Plan for Weather Emergencies

  • Snow storms
  • Power outages
  • Employees missing work due to inclement weather
  • Ice storms

Winter conditions such as an ice storm or heavy snow storm can cause problems with getting to work for most of your staff. Staff shortages can create a real issue. Create a plan in advance to plan for personnel shortages.

Municipal power supply outages can also be a fundamental problem. Prepare by routinely checking the power generators at the facility that provide energy for production needs. Check generators in advance to cover all details:

  • Proper maintenance repair prior to the season
  • Overloading power
  • Battery failure
  • Low coolant levels
  • Air in fuel system

Outside Machinery/Transportation Services

If raw materials or product shipments are delayed due to weather conditions, how will that impact your production run?
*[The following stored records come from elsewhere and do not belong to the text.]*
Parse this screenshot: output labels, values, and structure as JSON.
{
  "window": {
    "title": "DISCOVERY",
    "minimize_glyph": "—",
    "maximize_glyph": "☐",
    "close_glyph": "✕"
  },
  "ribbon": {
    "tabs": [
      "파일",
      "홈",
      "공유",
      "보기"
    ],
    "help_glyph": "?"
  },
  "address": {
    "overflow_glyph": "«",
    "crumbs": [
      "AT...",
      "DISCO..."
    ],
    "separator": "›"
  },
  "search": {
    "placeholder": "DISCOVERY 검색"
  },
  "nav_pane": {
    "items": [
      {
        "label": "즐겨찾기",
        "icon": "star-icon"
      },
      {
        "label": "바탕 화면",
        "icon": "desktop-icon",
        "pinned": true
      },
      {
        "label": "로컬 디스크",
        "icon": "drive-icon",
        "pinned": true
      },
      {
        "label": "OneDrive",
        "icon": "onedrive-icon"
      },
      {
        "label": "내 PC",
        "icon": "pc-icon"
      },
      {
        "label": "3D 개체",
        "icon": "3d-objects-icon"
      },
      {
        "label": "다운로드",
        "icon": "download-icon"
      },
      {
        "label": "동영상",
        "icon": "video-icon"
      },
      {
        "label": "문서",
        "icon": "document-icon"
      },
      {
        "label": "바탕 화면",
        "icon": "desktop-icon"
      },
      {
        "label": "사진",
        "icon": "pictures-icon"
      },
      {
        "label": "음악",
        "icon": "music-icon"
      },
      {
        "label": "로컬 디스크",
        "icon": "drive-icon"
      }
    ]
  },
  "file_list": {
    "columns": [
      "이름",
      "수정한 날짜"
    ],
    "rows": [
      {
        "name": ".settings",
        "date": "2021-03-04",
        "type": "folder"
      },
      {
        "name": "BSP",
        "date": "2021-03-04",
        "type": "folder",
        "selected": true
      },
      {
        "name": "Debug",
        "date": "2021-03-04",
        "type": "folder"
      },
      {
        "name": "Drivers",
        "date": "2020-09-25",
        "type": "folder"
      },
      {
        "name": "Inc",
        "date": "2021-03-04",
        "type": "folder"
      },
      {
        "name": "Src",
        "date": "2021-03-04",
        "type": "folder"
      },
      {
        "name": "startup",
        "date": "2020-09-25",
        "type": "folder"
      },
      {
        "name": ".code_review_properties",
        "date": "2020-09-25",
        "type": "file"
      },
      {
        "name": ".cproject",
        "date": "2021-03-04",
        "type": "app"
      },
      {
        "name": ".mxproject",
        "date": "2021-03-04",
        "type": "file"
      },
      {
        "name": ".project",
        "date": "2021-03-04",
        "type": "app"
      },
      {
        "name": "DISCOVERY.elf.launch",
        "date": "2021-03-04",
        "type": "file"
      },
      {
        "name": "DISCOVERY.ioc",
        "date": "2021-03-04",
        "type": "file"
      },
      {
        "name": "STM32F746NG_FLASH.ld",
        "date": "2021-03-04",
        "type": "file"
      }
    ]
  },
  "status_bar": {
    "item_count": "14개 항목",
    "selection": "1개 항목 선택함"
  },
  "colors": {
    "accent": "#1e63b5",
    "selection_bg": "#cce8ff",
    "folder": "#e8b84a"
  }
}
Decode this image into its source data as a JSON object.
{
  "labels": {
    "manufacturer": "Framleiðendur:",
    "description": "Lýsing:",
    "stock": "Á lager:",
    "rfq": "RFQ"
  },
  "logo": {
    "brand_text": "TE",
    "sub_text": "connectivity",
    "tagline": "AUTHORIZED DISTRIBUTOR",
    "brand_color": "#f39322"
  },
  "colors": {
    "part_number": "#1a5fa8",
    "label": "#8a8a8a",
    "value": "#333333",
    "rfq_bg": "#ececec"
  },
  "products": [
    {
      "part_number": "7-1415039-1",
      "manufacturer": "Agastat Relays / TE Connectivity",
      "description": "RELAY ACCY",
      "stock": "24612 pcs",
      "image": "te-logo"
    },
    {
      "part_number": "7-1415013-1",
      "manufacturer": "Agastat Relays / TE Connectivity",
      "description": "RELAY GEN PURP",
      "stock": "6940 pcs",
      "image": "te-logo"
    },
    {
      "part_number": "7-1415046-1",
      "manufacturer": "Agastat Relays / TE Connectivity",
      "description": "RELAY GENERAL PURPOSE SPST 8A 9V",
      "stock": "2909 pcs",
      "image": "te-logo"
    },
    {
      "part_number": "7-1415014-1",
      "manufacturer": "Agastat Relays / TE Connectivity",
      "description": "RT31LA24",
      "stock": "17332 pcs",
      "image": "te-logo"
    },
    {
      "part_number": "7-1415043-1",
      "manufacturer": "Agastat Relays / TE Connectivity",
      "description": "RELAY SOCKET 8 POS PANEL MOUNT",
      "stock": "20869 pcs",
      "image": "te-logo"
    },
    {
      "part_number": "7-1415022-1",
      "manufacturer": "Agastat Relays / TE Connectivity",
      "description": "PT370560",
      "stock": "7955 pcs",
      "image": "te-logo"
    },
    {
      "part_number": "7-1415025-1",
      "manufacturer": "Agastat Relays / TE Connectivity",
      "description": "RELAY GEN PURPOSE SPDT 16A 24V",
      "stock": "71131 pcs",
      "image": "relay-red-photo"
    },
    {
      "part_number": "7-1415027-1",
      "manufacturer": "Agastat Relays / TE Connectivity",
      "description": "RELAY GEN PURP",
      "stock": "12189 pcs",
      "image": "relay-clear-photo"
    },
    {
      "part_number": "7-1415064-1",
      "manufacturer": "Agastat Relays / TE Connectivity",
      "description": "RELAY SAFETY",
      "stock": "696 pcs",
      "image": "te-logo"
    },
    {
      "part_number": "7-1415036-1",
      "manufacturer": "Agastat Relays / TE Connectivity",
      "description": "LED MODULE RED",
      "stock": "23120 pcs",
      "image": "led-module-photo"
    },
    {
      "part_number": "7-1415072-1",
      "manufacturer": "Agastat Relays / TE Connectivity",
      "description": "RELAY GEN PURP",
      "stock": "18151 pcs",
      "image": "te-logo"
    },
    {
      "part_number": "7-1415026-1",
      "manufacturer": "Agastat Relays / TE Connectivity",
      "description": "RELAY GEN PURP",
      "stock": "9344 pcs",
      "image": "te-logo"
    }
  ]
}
Transportation plans for extreme winter weather conditions should be developed. Raw material stock can be increased for this season and an alternative supplier sourced to ensure that you have enough supply to keep up with your production demand in the event of a shipment delay.

If a transport is delayed due to weather conditions, how will you verify that temperature control was maintained throughout the delay?

When there are transportation delays, adequate temperature control needs to be provided. In most instances, this refers to refrigeration. In rare instances, in very cold climates, heating may be required to keep product at appropriate temperatures, between 33°F and 40°F. In either instance, best practice is to have a continuous temperature recording that can be reviewed at the time of receipt.

Outside Grounds

Pay attention to rodent devices during snow and ice weather conditions. Sometimes bait boxes or rodent trap entrances will be covered with snow or ice blocking entrance and making them ineffective.

Revise your service program for snow and ice removal on the outside grounds, especially around the exterior building. Develop joint measures with your pest contractor for maintaining proper bait boxes in the winter and revise the service frequency depending on weather conditions. Perhaps another type of outside device will be required.

As snow melts it may create standing water, which is a GMP violation. A drainage system should have enough capacity to collect it. If the standing water freezes over after the snow melts it could create an employee safety concern. Lots of snow and further melting may cause roofs leaks, which can be very complicated during the winter season. Your maintenance team should be prepared for a roof investigation and repair if necessary. The roof drainage system capacity should be sufficient for lots of water collecting.

Roads, yards, and parking areas are to be free of dust, standing water, and other potential contaminants. Adequate drainage should be provided for grounds, roofs, and other areas.

Weather impacts the entire food production process – plan in advance for adverse weather conditions so that you’re prepared if they affect your operation.